Никандр свое дело обдумывал втайне, а когда порешил, отцу сказал
коротко:
— К Маланье поеду. Хлеба просить.
Было раннее утро, и Леньку, как и всегда, разбудил его звонкий
будильник. Не сразу он вытащил из-под головы занемевшую руку, за зиму она
еще ослабела. И днем иной раз будто отваливалась и виснула плеткой, а ночью
даже во сне не давала покою. Нынче приснилось: сидит он на лавке и крутит
пружину, а пружина и без того уже сильно наверчена; больно в плече, а надо
еще. И уже больше не хочется и даже вдруг почему-то страшно, противно.

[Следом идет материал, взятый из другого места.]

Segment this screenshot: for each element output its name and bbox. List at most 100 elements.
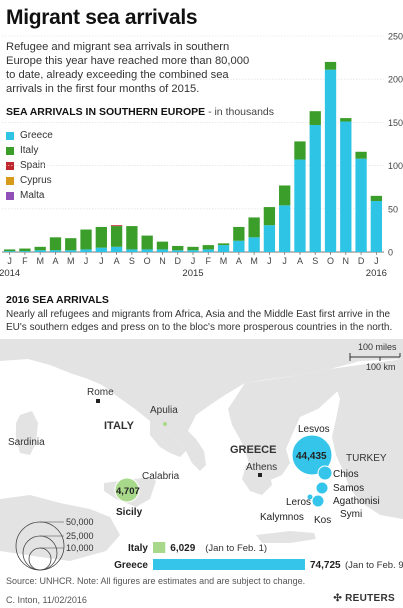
bar-greece-9 (141, 249, 153, 252)
size-legend-50000: 50,000 (66, 517, 94, 527)
bar-greece-18 (279, 205, 291, 252)
bar-italy-5 (80, 229, 92, 250)
chart-title: SEA ARRIVALS IN SOUTHERN EUROPE - in tho… (6, 106, 274, 118)
x-tick-label: A (236, 256, 242, 266)
total-bar-italy (153, 542, 166, 553)
arrival-totals: Italy 6,029 (Jan to Feb. 1) Greece 74,725 (Ja… (114, 542, 403, 571)
map-section-heading: 2016 SEA ARRIVALS (6, 294, 109, 306)
bar-greece-16 (248, 237, 260, 252)
x-tick-label: A (52, 256, 58, 266)
bar-italy-22 (340, 118, 352, 122)
x-tick-label: M (36, 256, 44, 266)
x-tick-label: D (174, 256, 181, 266)
bar-greece-12 (187, 250, 199, 252)
year-label-2016: 2016 (366, 268, 387, 279)
bar-greece-11 (172, 250, 184, 252)
bar-italy-13 (202, 245, 214, 250)
size-legend-leaders (40, 521, 64, 549)
map-label-apulia: Apulia (150, 405, 178, 416)
bar-italy-3 (49, 237, 62, 251)
land-africa (0, 495, 120, 561)
bar-greece-1 (19, 251, 31, 252)
athens-marker (258, 473, 262, 477)
map-label-sardinia: Sardinia (8, 437, 45, 448)
y-tick-label: 100 (388, 161, 403, 171)
year-label-2014: 2014 (0, 268, 20, 279)
y-tick-label: 250 (388, 32, 403, 42)
x-tick-label: N (159, 256, 166, 266)
x-tick-label: J (99, 256, 104, 266)
scale-miles-label: 100 miles (358, 342, 397, 352)
reuters-logo: ✣ REUTERS (333, 593, 395, 604)
bar-italy-12 (187, 246, 199, 251)
total-country-italy: Italy (128, 543, 148, 554)
scale-km-label: 100 km (366, 362, 396, 372)
bar-italy-14 (217, 243, 230, 246)
size-legend: 50,000 25,000 10,000 (15, 517, 94, 571)
bar-greece-7 (110, 246, 123, 252)
leros-bubble (307, 494, 313, 500)
y-tick-label: 50 (388, 204, 398, 214)
land-crete (256, 531, 316, 543)
samos-bubble (315, 481, 329, 495)
x-tick-label: S (129, 256, 135, 266)
intro-text: Refugee and migrant sea arrivals in sout… (6, 41, 250, 95)
bar-greece-14 (217, 245, 230, 252)
bar-italy-18 (279, 185, 291, 206)
map-label-lesvos: Lesvos (298, 424, 330, 435)
bar-greece-13 (202, 249, 214, 252)
legend-label-cyprus: Cyprus (20, 175, 52, 186)
bar-italy-8 (126, 226, 138, 250)
bar-greece-24 (370, 201, 383, 252)
author-credit: C. Inton, 11/02/2016 (6, 595, 87, 605)
bar-greece-21 (324, 69, 337, 252)
sicily-bubble (114, 477, 140, 503)
chart-unit-label: - in thousands (208, 106, 275, 118)
map-label-rome: Rome (87, 387, 114, 398)
bar-italy-11 (172, 245, 184, 251)
map-label-symi: Symi (340, 509, 362, 520)
total-country-greece: Greece (114, 560, 148, 571)
bar-italy-17 (263, 207, 276, 226)
total-period-greece: (Jan to Feb. 9) (345, 560, 403, 571)
x-tick-label: J (282, 256, 287, 266)
bar-spain-7 (110, 225, 123, 227)
total-bar-greece (153, 559, 305, 570)
bar-greece-6 (95, 247, 107, 252)
sea-arrivals-map: Rome ITALY Sardinia Apulia Calabria Sici… (0, 339, 403, 572)
apulia-dot (163, 422, 167, 426)
map-label-samos: Samos (333, 483, 364, 494)
chart-title-text: SEA ARRIVALS IN SOUTHERN EUROPE (6, 106, 206, 118)
bar-greece-22 (340, 121, 352, 252)
land-italy-south (150, 421, 186, 457)
total-period-italy: (Jan to Feb. 1) (205, 543, 267, 554)
land-sardinia (16, 411, 38, 455)
bar-italy-10 (156, 241, 169, 250)
bar-italy-21 (324, 61, 337, 70)
legend-swatch-malta (6, 191, 14, 200)
map-label-agathonisi: Agathonisi (333, 496, 380, 507)
map-label-italy: ITALY (104, 420, 135, 432)
bar-italy-19 (294, 141, 306, 160)
map-label-chios: Chios (333, 469, 359, 480)
x-tick-label: N (343, 256, 350, 266)
legend-item-cyprus: Cyprus (6, 173, 53, 188)
map-label-kos: Kos (314, 515, 331, 526)
bar-greece-5 (80, 249, 92, 252)
bar-italy-23 (355, 151, 367, 159)
legend-label-malta: Malta (20, 190, 45, 201)
land-balkans-greece (228, 369, 340, 481)
chios-bubble (317, 465, 333, 481)
x-tick-label: M (220, 256, 228, 266)
x-tick-label: F (22, 256, 28, 266)
map-section-description: Nearly all refugees and migrants from Af… (6, 309, 393, 333)
legend-swatch-spain (6, 161, 14, 170)
x-tick-label: D (358, 256, 365, 266)
bar-italy-6 (95, 226, 107, 248)
map-label-leros: Leros (286, 497, 311, 508)
kos-bubble (311, 494, 325, 508)
bar-greece-0 (3, 251, 16, 252)
legend-swatch-italy (6, 146, 14, 155)
bar-greece-23 (355, 158, 367, 252)
bar-italy-16 (248, 217, 260, 238)
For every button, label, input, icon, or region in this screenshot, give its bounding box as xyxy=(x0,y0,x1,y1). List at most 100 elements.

Только глядит, а у него под руками что-то живое, котенок или, быть может,
щенок, теплая, тонкая шейка, и только один еще виден глазок, и глаз этот
будто косит, зрачок ушел кверху, вовсе закатывается, а в другом, косом углу
глаза словно слезинка... не разглядеть. И Ленька будто привстал, рук вокруг
шейки, однако ж, не размыкая, привстал, наклонился, хотел рассмотреть, но
слышит, Никандр ему говорит: "Крути же, крути, а не то я тебе голову сейчас
оторву!" Ленька дернул рукой, но пружина уже не подавалась, а что-то
произошло непонятное, может быть, стала раскручиваться, и Ленька
почувствовал острую боль, а вместе с тем и рука его завертелась в плече, и
тем сильнее вертелась, чем быстрее раскручивался Ленькин завод: так весело
крутится деревянная мельница, из липовых щепок, в весеннем холодном ручье.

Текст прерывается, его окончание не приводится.